While lighting candles or diyas, it is necessary to avoid the use of sanitizers, particularly those containing alcohol sanitizers are highly flammable and can catch fire easily, posing serious fire hazards. It is always a good idea to wash hands properly before lighting candles or diyas.

RMSI Diwali Celebrations

Every year, RMSI organizes Diwali celebrations with much fanfare and aplenty. Various activities are executed to lighten the mood while contributing to making the office like a second home. In recent times due to the pandemic, we are commemorating e-Diwali this year and trying to reminisce the memories. RMSI is organizing e-Diwali events this year such as, Ethnic Eternity, where all teams dress up in ethnics and compete to be the best dressed.

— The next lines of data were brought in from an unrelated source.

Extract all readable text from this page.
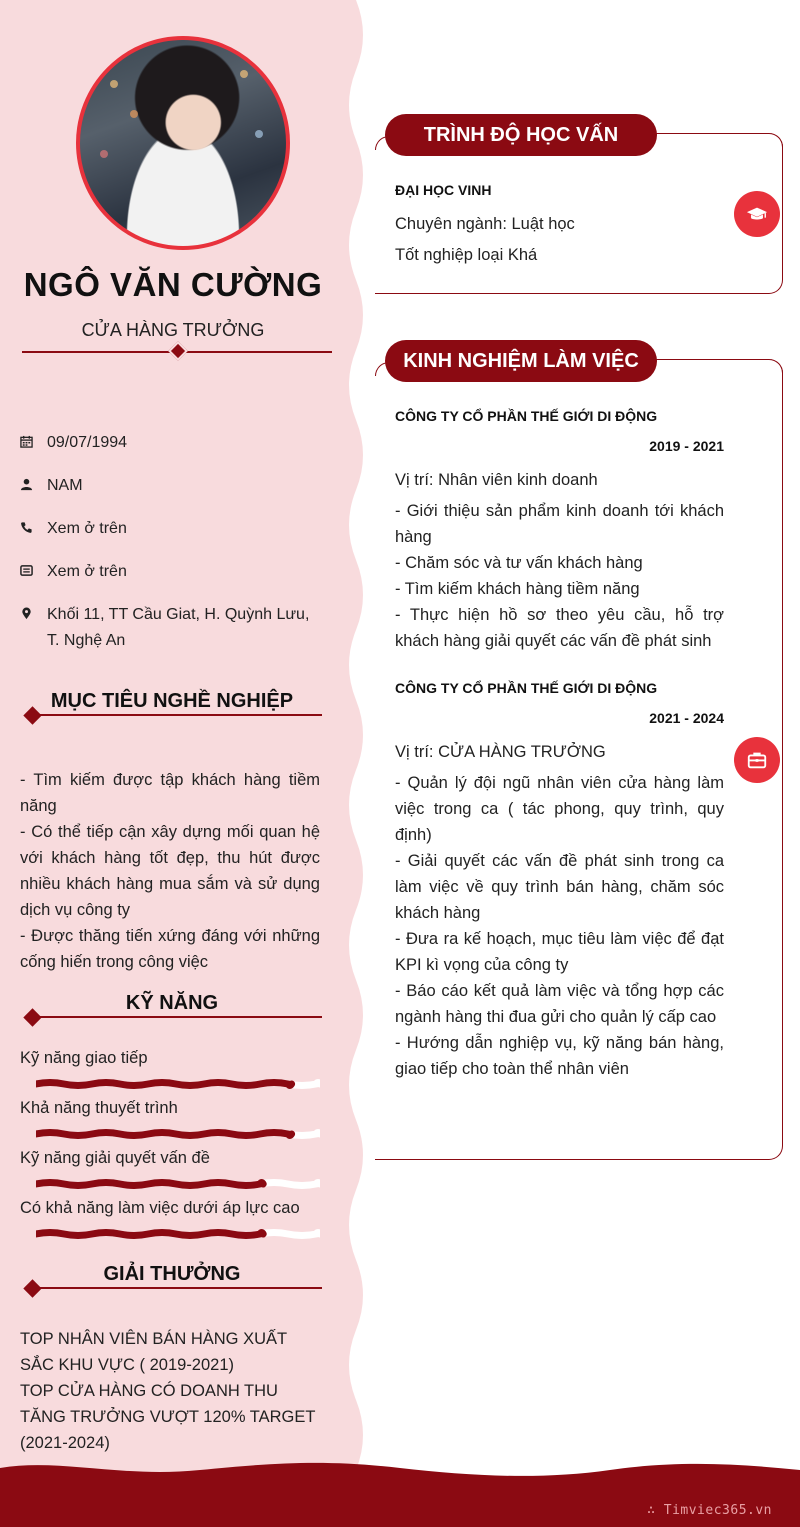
NGÔ VĂN CƯỜNG
CỬA HÀNG TRƯỞNG
09/07/1994
NAM
Xem ở trên
Xem ở trên
Khối 11, TT Cầu Giat, H. Quỳnh Lưu, T. Nghệ An
MỤC TIÊU NGHỀ NGHIỆP
- Tìm kiếm được tập khách hàng tiềm năng
- Có thể tiếp cận xây dựng mối quan hệ với khách hàng tốt đẹp, thu hút được nhiều khách hàng mua sắm và sử dụng dịch vụ công ty
- Được thăng tiến xứng đáng với những cống hiến trong công việc
KỸ NĂNG
Kỹ năng giao tiếp
Khả năng thuyết trình
Kỹ năng giải quyết vấn đề
Có khả năng làm việc dưới áp lực cao
GIẢI THƯỞNG
TOP NHÂN VIÊN BÁN HÀNG XUẤT SẮC KHU VỰC ( 2019-2021)
TOP CỬA HÀNG CÓ DOANH THU TĂNG TRƯỞNG VƯỢT 120% TARGET (2021-2024)
TRÌNH ĐỘ HỌC VẤN
ĐẠI HỌC VINH
Chuyên ngành: Luật học
Tốt nghiệp loại Khá
KINH NGHIỆM LÀM VIỆC
CÔNG TY CỔ PHẦN THẾ GIỚI DI ĐỘNG
2019 - 2021
Vị trí: Nhân viên kinh doanh
- Giới thiệu sản phẩm kinh doanh tới khách hàng
- Chăm sóc và tư vấn khách hàng
- Tìm kiếm khách hàng tiềm năng
- Thực hiện hồ sơ theo yêu cầu, hỗ trợ khách hàng giải quyết các vấn đề phát sinh
CÔNG TY CỔ PHẦN THẾ GIỚI DI ĐỘNG
2021 - 2024
Vị trí: CỬA HÀNG TRƯỞNG
- Quản lý đội ngũ nhân viên cửa hàng làm việc trong ca ( tác phong, quy trình, quy định)
- Giải quyết các vấn đề phát sinh trong ca làm việc về quy trình bán hàng, chăm sóc khách hàng
- Đưa ra kế hoạch, mục tiêu làm việc để đạt KPI kì vọng của công ty
- Báo cáo kết quả làm việc và tổng hợp các ngành hàng thi đua gửi cho quản lý cấp cao
- Hướng dẫn nghiệp vụ, kỹ năng bán hàng, giao tiếp cho toàn thể nhân viên
∴ Timviec365.vn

Interesting Facts about Diwali 

  • The festival of Diwali is also important in Sikhism, as it marks the release of their gurji – Guru Hargobind Sahibji – and 52 other kings and princess of India who were made captives by the Moghul emperor Shah Jahan. Also, on the day of Diwali in 1577, the Golden Temple’s foundation stone was laid
  • There are national holidays in India, Trinidad & Tobago, Myanmar, Nepal, Mauritius, Guyana, Singapore, Suriname, Malaysia, Sri Lanka, and Fiji. And is an optional holiday in Pakistan
  • The English city of Leicester hosts the biggest Diwali celebrations outside of India
  • In Nepal, Diwali is known as Tihar or Santi

A Diwali of Hope & Happiness

Diwali is a festival of hope for finding life and happiness amidst the darkness. A festival celebrating the triumph of good over evil, hope over despair and of light over darkness.

But the true essence of the festival lies in the simple philosophies of progress and prosperity, unity and togetherness and new beginnings. Especially this year, the essence of Diwali is about having gratitude to have passed the pandemic so far and having the opportunity to celebrate with our families. It is about bringing positive energy into our lives for a better tomorrow.

May this festival of lights bring you peace, prosperity, success, health, and great happiness!